Meski demikian dia mengakui keunikan produknya ini juga masih belum familiar di kebanyakan pembelinya. Sehingga dalam penjualannya dia harus menyematkan edukasi kepada pelanggannya bagaimana cara menyeduh kopi drip ini.
Sejauh ini, promosi paling efektif menurutnya masih melalui media sosial terutama Instagram. Namun pembuatan kopi drip ini belum bisa dalam jumlah yang besar dalam sekali pembuatan, karena masalah sumber daya dan seringkali jumlah pesanan datang tidak menentu.
Adapula, Gisela Niken yang sebelumnya bekerja di sebuah Travel Agent kini fokus menjalani bisnis Event Organizer @Excitus yang semula hanya sampingan. Industri pariwisata menjadi salah satu sektor yang terdampak paling berat akibat pandemi ini. Niken mengatakan saat ini statusnya masih karyawan, dan sudah WFH sejak Maret 2020.
Meski tidak di PHK, namun nasibnya belum jelas karena sektor pariwisata belum bergerak dan gajinya pun harus dipotong cukup besar di masa ini.

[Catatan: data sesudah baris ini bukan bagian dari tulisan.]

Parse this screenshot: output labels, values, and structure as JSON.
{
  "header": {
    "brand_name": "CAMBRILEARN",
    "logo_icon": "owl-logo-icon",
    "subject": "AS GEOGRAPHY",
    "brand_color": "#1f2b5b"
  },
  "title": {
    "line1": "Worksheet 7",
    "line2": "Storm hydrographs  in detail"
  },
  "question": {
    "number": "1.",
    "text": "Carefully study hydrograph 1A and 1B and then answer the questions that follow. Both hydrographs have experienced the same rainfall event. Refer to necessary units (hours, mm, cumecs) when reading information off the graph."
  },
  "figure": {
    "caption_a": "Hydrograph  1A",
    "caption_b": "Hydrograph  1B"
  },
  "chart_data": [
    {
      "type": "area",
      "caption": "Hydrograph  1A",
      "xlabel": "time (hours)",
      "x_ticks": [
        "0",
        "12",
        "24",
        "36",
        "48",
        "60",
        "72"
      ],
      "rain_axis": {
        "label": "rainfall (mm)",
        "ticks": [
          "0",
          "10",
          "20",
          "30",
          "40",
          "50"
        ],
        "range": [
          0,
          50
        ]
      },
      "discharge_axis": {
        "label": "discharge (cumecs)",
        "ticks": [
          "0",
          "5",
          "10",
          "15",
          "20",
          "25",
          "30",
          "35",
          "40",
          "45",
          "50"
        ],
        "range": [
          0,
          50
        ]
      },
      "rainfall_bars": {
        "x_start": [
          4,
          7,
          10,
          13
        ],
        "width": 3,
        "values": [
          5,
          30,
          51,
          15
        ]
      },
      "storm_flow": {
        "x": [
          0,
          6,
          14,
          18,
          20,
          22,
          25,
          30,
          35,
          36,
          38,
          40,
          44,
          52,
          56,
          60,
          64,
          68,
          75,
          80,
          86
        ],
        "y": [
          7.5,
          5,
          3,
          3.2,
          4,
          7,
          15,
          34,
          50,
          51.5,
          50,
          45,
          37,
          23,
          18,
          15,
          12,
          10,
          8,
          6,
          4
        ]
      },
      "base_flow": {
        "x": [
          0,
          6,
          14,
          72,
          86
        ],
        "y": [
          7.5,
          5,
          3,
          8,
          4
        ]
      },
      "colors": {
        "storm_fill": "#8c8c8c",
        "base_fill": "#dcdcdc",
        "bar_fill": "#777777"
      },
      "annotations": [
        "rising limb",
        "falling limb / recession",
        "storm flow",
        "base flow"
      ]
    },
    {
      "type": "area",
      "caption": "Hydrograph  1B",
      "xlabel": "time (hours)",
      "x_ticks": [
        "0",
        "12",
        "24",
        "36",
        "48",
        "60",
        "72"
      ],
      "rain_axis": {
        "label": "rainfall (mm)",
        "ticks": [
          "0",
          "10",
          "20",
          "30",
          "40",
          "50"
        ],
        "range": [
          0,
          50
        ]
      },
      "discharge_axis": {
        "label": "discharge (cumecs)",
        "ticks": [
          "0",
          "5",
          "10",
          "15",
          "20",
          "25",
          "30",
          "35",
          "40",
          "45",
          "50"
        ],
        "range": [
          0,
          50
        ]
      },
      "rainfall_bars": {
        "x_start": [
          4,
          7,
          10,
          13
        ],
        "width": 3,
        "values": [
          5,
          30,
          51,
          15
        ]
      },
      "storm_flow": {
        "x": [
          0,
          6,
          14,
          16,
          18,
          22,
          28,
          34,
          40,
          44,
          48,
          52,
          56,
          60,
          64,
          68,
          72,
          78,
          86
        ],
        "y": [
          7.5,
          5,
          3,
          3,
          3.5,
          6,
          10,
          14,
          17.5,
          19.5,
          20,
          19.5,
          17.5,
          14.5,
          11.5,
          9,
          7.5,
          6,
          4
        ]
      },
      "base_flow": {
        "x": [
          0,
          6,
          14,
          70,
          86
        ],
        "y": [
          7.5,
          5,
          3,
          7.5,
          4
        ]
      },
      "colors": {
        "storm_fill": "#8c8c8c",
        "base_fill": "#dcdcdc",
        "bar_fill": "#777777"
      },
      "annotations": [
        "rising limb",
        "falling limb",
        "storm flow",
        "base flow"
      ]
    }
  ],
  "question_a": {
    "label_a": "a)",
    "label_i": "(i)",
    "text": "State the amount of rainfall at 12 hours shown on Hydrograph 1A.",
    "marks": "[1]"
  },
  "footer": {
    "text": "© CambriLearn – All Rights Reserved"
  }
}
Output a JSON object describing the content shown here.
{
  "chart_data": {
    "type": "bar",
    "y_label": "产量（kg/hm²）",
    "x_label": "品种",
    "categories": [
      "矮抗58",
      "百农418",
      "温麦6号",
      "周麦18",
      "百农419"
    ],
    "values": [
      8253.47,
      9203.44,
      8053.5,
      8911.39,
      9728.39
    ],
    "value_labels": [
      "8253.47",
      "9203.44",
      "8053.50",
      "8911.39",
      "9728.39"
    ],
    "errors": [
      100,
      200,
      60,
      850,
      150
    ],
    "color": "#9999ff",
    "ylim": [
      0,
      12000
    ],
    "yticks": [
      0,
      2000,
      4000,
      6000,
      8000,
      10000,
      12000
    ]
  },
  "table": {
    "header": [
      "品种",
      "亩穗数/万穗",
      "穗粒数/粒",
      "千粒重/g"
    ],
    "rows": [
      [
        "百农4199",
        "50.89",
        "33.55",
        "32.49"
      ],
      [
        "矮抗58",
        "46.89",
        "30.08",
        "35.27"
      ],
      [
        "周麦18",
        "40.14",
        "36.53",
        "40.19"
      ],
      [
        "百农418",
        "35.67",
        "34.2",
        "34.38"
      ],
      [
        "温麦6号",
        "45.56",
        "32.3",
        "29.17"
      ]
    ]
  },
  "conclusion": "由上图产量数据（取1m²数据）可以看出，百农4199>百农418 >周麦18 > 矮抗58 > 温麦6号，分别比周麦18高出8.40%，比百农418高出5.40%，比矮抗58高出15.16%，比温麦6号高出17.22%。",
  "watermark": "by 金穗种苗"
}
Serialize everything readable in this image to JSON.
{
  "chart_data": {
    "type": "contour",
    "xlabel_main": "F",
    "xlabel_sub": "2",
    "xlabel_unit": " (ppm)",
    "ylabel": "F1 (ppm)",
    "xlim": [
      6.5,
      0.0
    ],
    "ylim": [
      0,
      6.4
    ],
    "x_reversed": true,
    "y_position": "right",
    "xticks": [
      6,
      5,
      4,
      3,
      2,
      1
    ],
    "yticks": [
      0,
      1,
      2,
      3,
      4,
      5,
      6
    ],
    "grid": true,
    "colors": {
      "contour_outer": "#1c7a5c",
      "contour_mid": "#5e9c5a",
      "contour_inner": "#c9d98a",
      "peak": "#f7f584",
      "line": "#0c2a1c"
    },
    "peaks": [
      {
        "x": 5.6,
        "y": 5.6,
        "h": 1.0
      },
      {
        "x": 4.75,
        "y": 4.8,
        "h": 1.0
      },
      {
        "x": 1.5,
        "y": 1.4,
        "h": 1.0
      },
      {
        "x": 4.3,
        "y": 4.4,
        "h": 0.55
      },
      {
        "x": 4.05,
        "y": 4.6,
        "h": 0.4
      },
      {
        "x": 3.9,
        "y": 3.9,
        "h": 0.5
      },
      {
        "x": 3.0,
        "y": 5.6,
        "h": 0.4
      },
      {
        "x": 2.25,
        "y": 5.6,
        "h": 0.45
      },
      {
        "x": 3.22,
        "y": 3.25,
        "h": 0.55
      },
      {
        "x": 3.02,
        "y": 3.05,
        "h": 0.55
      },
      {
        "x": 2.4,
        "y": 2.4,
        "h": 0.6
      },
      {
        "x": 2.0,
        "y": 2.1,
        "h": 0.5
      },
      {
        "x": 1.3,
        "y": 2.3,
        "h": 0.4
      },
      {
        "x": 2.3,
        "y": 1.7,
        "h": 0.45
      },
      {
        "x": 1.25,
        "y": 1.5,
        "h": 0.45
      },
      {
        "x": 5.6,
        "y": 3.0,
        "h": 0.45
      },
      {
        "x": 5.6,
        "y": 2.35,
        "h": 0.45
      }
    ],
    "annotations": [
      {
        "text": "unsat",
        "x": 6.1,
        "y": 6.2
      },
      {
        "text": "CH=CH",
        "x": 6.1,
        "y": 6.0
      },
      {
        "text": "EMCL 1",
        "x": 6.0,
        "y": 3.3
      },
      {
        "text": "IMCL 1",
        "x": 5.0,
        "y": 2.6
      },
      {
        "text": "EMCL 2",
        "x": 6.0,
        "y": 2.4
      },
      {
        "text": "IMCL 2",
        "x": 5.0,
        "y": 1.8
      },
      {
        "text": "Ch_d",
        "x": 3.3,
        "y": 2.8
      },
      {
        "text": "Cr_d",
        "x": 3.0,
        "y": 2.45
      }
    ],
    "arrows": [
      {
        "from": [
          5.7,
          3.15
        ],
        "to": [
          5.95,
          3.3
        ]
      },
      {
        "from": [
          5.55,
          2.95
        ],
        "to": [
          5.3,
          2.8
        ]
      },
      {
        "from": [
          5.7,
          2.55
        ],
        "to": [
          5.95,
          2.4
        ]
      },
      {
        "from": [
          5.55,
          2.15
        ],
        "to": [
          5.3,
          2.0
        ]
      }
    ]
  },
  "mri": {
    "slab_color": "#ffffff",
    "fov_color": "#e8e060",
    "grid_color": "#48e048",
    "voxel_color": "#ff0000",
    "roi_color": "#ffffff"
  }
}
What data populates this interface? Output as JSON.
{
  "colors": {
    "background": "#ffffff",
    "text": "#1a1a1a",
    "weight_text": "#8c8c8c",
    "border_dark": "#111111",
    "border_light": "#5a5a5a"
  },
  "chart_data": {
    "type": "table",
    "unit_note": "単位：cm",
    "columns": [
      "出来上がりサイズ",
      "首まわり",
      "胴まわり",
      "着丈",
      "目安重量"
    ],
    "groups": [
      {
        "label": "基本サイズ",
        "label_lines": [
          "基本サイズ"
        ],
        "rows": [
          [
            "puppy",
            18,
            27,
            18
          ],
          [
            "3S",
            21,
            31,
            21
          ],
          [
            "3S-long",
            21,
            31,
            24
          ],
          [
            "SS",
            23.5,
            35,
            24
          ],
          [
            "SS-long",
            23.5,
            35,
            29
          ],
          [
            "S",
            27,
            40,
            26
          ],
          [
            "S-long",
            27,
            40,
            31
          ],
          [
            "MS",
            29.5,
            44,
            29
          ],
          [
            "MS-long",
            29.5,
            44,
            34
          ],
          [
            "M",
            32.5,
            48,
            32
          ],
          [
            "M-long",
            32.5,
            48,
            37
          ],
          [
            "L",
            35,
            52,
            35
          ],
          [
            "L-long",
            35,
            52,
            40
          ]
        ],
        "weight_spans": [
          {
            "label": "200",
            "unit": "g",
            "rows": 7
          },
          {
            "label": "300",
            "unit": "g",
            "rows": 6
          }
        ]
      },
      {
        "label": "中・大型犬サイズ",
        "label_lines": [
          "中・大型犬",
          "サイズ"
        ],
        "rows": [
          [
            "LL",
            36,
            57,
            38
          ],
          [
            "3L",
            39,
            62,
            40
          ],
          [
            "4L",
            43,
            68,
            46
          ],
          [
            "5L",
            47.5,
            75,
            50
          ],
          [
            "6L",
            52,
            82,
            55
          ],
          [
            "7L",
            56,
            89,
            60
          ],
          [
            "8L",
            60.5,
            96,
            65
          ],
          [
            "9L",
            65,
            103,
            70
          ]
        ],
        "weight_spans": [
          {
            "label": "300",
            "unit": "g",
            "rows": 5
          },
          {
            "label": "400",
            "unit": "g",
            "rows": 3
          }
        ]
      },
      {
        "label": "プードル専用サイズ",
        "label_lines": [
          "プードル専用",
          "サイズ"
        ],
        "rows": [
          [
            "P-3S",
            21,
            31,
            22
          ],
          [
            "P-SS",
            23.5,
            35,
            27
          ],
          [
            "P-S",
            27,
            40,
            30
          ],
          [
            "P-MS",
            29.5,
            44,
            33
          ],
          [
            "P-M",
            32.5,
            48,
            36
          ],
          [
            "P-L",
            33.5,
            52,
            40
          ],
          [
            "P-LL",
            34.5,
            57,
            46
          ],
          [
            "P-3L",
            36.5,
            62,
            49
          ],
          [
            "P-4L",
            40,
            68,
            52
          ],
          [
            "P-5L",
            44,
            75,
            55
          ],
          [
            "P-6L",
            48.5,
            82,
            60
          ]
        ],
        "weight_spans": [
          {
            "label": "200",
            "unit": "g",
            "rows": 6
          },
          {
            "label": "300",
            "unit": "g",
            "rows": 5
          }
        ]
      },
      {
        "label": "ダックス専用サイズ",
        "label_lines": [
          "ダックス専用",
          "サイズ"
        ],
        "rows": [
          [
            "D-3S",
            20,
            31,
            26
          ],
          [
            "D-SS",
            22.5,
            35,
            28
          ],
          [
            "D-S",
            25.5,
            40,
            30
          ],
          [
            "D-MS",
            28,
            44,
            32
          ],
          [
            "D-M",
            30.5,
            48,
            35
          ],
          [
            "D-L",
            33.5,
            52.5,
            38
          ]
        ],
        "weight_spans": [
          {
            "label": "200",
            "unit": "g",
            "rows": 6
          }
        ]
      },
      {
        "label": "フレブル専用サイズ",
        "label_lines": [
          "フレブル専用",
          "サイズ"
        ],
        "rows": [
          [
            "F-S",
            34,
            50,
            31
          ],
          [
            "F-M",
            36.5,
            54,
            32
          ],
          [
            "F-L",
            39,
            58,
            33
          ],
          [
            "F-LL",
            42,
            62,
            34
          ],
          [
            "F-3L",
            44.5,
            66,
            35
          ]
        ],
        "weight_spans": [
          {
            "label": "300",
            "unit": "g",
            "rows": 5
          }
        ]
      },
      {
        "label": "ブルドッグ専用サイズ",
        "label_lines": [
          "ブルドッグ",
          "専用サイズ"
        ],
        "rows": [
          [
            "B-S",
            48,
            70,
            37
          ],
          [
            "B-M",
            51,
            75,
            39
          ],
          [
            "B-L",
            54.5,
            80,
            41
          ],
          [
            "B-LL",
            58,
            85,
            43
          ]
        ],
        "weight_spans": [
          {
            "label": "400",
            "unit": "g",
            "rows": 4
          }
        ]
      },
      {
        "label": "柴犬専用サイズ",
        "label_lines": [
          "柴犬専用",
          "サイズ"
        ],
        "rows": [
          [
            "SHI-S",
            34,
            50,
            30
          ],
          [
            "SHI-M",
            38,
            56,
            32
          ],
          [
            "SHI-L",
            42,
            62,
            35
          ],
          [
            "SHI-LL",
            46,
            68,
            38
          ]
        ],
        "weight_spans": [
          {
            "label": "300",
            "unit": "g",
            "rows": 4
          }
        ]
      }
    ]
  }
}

Agar tetap ada pemasukan dia pun menggeluti usaha EO yang sebenarnya telah dijalankan sejak 2017, namun baru benar-benar 100% dijalaninya ketika di masa pandemi ini.
![]() S |
Dia mengakui menjalani bisnis jasa seperti ini sangat sulit, sehingga harus kreatif mencari peluang dan meyakinkan calon kliennya.
"Kalaupun ada yang menikah di pandemi ini, banyak berpikir kalau ini mudah karena cuma mengundang sedikit orang. Padahal pernikahan yang berlangsung harus melakukan protokol kesehatan, dan sebenarnya dua kali lebih repot dibandingkan pernikahan yang biasa," jelasnya.
Selain promosi dan edukasi klien, kendala lain yang dihadapi adalah harus merelakan margin yang cukup besar agar harganya dapat kompetitif dibandingkan yang lain. Niken mengatakan mengadakan pernikahan di masa pandemi ini jika tidak hati-hati maka banyak biaya-biaya lain yang lebih besar yang akan dikeluarkan.
Seperti yang lainnya, Niken juga tidak melakukan pencatatan dengan rapi pada pencatatan transaksi. Sehingga terkadang sulit untuk mengetahui biaya-biaya yang dikeluarkan sebenarnya ketika memegang satu event tertentu.